- Signed photo
- Born: Norman Stuart Long 26 March 1893 Deal, Kent, England
- Died: 10 January 1951 (aged 57) Torquay, Devon, England
- Occupations: Entertainer, singer, pianist
- Years active: 1919–c.1950

= Norman Long (entertainer) =

Norman Stuart Long (26 March 1893 – 10 January 1951) was an English singer, pianist and comic entertainer, who was one of the earliest stars of BBC Radio.

==Biography==
Born in Deal, Kent, he moved to London as a child and worked as a clerk before joining Charles Heslop's Brownies concert party troupe. After serving in the military in the First World War, he made his first stage appearance at the Lewisham Hippodrome in 1919, billed as "A song, a smile, and a piano". He made his first radio appearance in November 1922, on the 2LO station set up by the newly-established British Broadcasting Company. His billing was soon changed to "A song, a joke, and a piano" when it was realised that a smile could not be conveyed over radio, and he described himself as "Norman Long - all teeth and trousers".
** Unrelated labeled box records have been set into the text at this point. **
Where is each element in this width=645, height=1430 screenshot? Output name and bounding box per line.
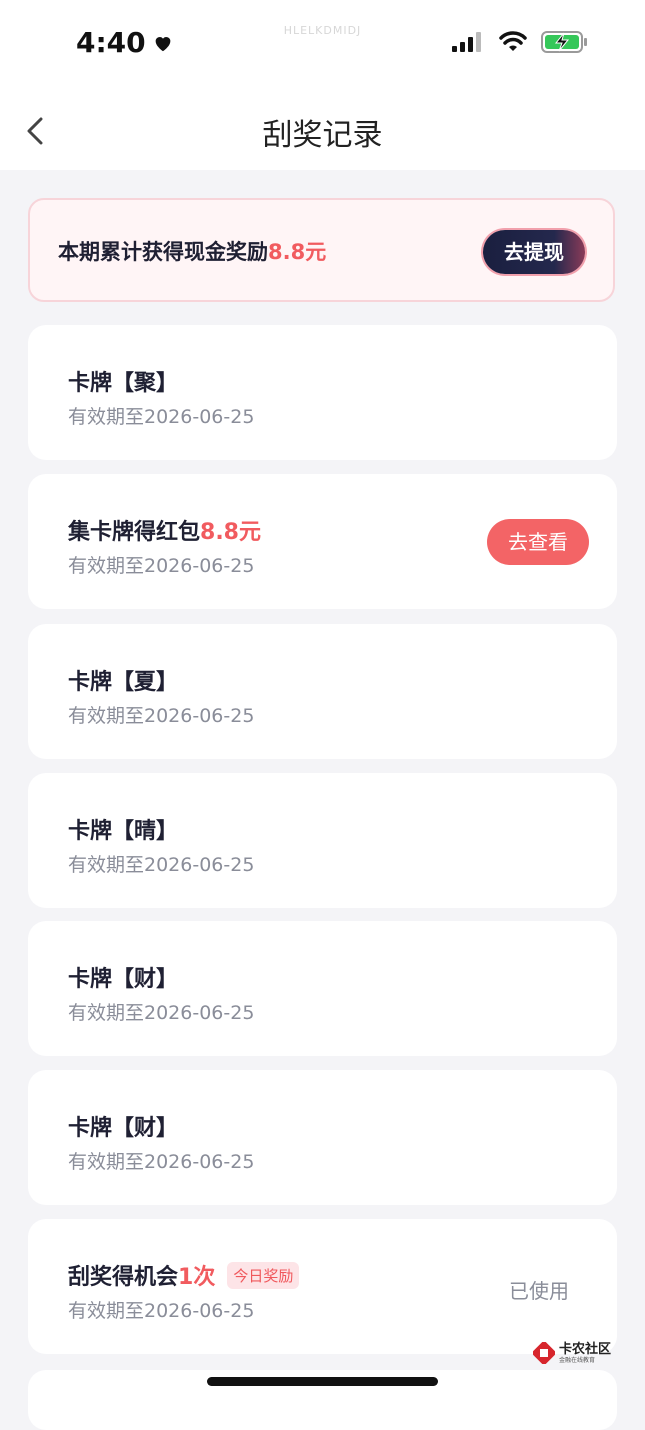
record-title-amount: 8.8元: [200, 520, 261, 545]
signal-icon: [452, 32, 481, 52]
record-validity: 有效期至2026-06-25: [68, 1002, 255, 1024]
record-title: 卡牌【财】: [68, 967, 179, 992]
record-title: 刮奖得机会 1次 今日奖励: [68, 1259, 300, 1291]
logo-title: 卡农社区: [559, 1341, 612, 1357]
record-validity: 有效期至2026-06-25: [68, 705, 255, 727]
record-validity: 有效期至2026-06-25: [68, 406, 255, 428]
record-card: 卡牌【晴】 有效期至2026-06-25: [28, 773, 617, 908]
record-card: 卡牌【财】 有效期至2026-06-25: [28, 1070, 617, 1205]
record-title-text: 刮奖得机会: [68, 1265, 179, 1290]
view-button[interactable]: 去查看: [487, 519, 589, 565]
cash-reward-label: 本期累计获得现金奖励: [58, 240, 268, 264]
withdraw-button[interactable]: 去提现: [483, 230, 585, 274]
record-card-red-packet: 集卡牌得红包 8.8元 有效期至2026-06-25 去查看: [28, 474, 617, 609]
wifi-icon: [499, 31, 527, 51]
record-validity: 有效期至2026-06-25: [68, 1300, 255, 1322]
page-title: 刮奖记录: [262, 118, 383, 153]
top-bar: 4:40 HLELKDMIDJ 刮奖记录: [0, 0, 645, 170]
record-card: 卡牌【财】 有效期至2026-06-25: [28, 921, 617, 1056]
status-icons: [451, 30, 589, 54]
record-validity: 有效期至2026-06-25: [68, 1151, 255, 1173]
record-title-amount: 1次: [178, 1265, 216, 1290]
cash-reward-amount: 8.8元: [268, 240, 327, 264]
battery-charging-icon: [541, 31, 587, 53]
record-title: 卡牌【夏】: [68, 670, 179, 695]
used-status: 已使用: [509, 1279, 569, 1303]
site-watermark-logo: 卡农社区 金融在线教育: [533, 1342, 611, 1364]
knot-logo-icon: [533, 1342, 555, 1364]
record-validity: 有效期至2026-06-25: [68, 555, 255, 577]
record-title: 卡牌【晴】: [68, 819, 179, 844]
cash-reward-banner: 本期累计获得现金奖励8.8元 去提现: [28, 198, 615, 302]
record-card: 卡牌【夏】 有效期至2026-06-25: [28, 624, 617, 759]
record-title: 集卡牌得红包 8.8元: [68, 514, 261, 546]
record-title: 卡牌【聚】: [68, 371, 179, 396]
record-card: 卡牌【聚】 有效期至2026-06-25: [28, 325, 617, 460]
logo-subtitle: 金融在线教育: [559, 1356, 596, 1364]
today-reward-tag: 今日奖励: [227, 1261, 300, 1289]
record-card-scratch-chance: 刮奖得机会 1次 今日奖励 有效期至2026-06-25 已使用: [28, 1219, 617, 1354]
record-validity: 有效期至2026-06-25: [68, 854, 255, 876]
record-title-text: 集卡牌得红包: [68, 520, 201, 545]
record-title: 卡牌【财】: [68, 1116, 179, 1141]
cash-reward-text: 本期累计获得现金奖励8.8元: [58, 236, 326, 266]
home-indicator[interactable]: [207, 1377, 438, 1386]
With his "non-stop patter" as well as his skills as a singer and pianist, he remained a popular radio entertainer over the next 25 years. From 1925 he also made recordings of his own comic songs, mostly released on the Columbia label. These included such titles as "Back I Went to the Ministry of Labour", "Why Is the Bacon So Tough?", and "Never Have a Bath with Your Wristwatch On".

He took part in the first Royal Variety Performance to be broadcast, in 1927, and again in 1931. He also appeared in the 1932 film, The New Hotel. One of his recordings, "We Can't Let You Broadcast That", in 1932, made fun of the BBC's policy of banning certain words and phrases; the record itself was immediately banned, though this did not affect Long's career.

Long continued to make regular appearances on BBC radio variety shows through the Second World War. He gave a farewell performance in 1945, and retired to a hotel which he owned, the Bolt Head Hotel in Salcombe, Devon, but continued to put on performances and appear on radio.

He died from pneumonia, aged 57, in a nursing home in Torquay.